As the United States prepares for a possible government shutdown starting October 1, that would bring most government operations to a standstill and idle millions of government employees, investors need to consider the consequences of this for their investments.
For most asset classes, a government shutdown brings about many risks that would lower their appeal especially for government dependent companies (such as defense contractors like Lockheed Martin (LMT) and Northrop Grumman Corporation (NOC)), and consumer companies like Mcdonald's (MCD) and Walmart (WMT) that would see a sizable set of consumers lose their income temporarily. But for gold and gold ETFs (GLD, PHYS and CEF), a government shutdown may be quite bullish for a number of reasons.
A Government Shutdown Would be Negative for Risk Assets
Obviously, a government shutdown introduces a lot of uncertainty into markets, which is generally very negative. Why own stocks when the U.S.' single largest spender is involuntarily cutting back on expenditures? The millions of government employees that ordinarily provide the spending for a large portion of the economy will no longer be spending and will have to cut back because they have been furloughed. Finally, the thousands of businesses dependent on the government for business and future contracts will see some of their revenue deferred. And while a short shutdown may not have much of an effect, the market is trading close to all-time highs and is really not discounting much in terms of negative consequences - so why should investors take the risk with little in the way of return?
Money has to go Somewhere
One thing investors need to remember is that there is always a good investment somewhere. Money has to go somewhere and for every asset sale there is an equivalent in some other asset class (remember selling a stock and holding cash is an investment in cash, which can be dollars, euros, yen, etc). So if investors sell stocks they will be buying something else, and while bonds may benefit, there is a good case against buying U.S. bonds when the U.S. government is shutting down - after all you're buying the primary asset of the dysfunctional government. Gold provides a "safety" asset class similar to bonds, but avoids the governmental dysfunction since it is not issued by governments.

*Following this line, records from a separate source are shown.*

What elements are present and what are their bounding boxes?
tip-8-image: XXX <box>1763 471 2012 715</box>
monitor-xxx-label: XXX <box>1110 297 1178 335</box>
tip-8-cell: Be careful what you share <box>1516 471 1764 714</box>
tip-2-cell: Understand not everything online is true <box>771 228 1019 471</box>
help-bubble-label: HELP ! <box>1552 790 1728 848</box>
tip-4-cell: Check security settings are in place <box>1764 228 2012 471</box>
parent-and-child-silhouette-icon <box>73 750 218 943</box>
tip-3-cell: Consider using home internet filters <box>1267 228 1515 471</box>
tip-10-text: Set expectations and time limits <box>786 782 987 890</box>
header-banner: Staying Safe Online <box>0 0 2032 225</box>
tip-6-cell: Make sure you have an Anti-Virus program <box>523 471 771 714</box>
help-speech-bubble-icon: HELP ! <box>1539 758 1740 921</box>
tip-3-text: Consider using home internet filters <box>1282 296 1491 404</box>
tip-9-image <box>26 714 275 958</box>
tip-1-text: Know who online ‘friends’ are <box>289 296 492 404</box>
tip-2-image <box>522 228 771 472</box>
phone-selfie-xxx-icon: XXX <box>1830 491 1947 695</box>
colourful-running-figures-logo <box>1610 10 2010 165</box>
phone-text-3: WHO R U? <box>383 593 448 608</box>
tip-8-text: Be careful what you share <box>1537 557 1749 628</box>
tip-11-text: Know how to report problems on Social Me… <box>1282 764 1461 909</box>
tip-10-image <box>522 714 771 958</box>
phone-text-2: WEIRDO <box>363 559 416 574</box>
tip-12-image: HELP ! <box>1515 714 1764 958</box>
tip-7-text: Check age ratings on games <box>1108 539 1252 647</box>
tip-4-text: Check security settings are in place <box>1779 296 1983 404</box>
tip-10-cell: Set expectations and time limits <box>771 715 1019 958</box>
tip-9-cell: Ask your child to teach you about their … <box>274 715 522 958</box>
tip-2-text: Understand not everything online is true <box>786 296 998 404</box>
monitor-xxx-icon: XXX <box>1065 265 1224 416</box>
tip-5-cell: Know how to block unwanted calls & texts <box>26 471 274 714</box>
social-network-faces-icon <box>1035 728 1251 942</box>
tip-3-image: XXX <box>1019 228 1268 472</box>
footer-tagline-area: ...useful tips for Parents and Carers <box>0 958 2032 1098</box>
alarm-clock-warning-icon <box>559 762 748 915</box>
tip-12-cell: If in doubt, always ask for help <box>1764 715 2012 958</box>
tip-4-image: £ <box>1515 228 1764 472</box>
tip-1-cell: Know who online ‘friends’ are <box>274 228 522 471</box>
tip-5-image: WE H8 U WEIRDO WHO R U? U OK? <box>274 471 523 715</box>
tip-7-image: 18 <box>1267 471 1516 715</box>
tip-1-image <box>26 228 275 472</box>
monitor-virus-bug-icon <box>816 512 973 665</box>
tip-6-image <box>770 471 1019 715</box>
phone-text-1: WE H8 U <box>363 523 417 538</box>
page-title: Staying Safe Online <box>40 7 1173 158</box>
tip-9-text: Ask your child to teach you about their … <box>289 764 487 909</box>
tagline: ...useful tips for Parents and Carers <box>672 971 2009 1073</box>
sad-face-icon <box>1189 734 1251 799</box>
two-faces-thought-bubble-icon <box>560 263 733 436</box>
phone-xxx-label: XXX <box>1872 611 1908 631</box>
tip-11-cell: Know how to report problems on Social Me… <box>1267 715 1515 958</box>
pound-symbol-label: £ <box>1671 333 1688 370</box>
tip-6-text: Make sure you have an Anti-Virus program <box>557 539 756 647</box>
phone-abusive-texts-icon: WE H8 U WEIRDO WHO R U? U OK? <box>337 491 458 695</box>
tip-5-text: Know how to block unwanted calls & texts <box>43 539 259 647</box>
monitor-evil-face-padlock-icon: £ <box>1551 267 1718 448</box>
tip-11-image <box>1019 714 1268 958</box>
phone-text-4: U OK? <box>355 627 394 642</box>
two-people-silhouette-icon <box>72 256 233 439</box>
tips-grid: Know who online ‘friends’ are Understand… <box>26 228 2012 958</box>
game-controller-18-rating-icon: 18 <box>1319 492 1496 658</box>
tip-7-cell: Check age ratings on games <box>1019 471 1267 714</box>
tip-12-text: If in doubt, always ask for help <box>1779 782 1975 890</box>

Negative Economic Consequences are Positive for Fed Stimulus
As we have discussed earlier, a government shutdown of any medium or long-term length is going to have negative implications for the economy, the labor market, and the housing market - all factors that the Fed is looking at when determining whether to taper its quantitative easing program. This may mean that a Fed that was considering tapering in December (which we thought was very unlikely) may have to completely reconsider that stance and this wouldn't be something new. In fact, during the last major government shutdown in the mid-1990s when the Fed was considering raising rates, it had to reverse its stance. The Fed actually lowered rates in the wake of the 1995-1996 shut down in order to keep the economy on track. This time, the Fed would likely delay any tapering after a shutdown to see if the government closure had slowed the economy is any way.
We don't have to tell investors that a lack of tapering, or even the possibility of an increase in the Fed's quantitative easing program, would be very bullish for gold. All investors have to do is look to last week's historic rise in gold from $1300 to $1360 in a matter of minutes when it was clear that the Fed was delaying tapering.
One of gold's major strengths is that it is an asset class that thrives in financial uncertainty and chaos - and a government shutdown significantly increases the risk of financial uncertainty. Investors who are not exposed to gold should seriously consider taking a position in any one of the gold ETFs (GLD, PHYS or CEF) to hedge their portfolio against any medium-term to long-term government shutdown. Those wishing to increase their leverage to the gold price may want to consider some of the low-cost gold and silver miners such as Goldcorp (GG), First Majestic Silver (AG), and Randgold (GOLD) - though the miners always carry other risk that the gold ETFs do not carry. Either way investors should make sure that they take into consideration for their portfolio the risk that the US government shuts down - gold makes a terrific hedge for this uncertainty and should be owned in some way, shape, or form by all diversified investors.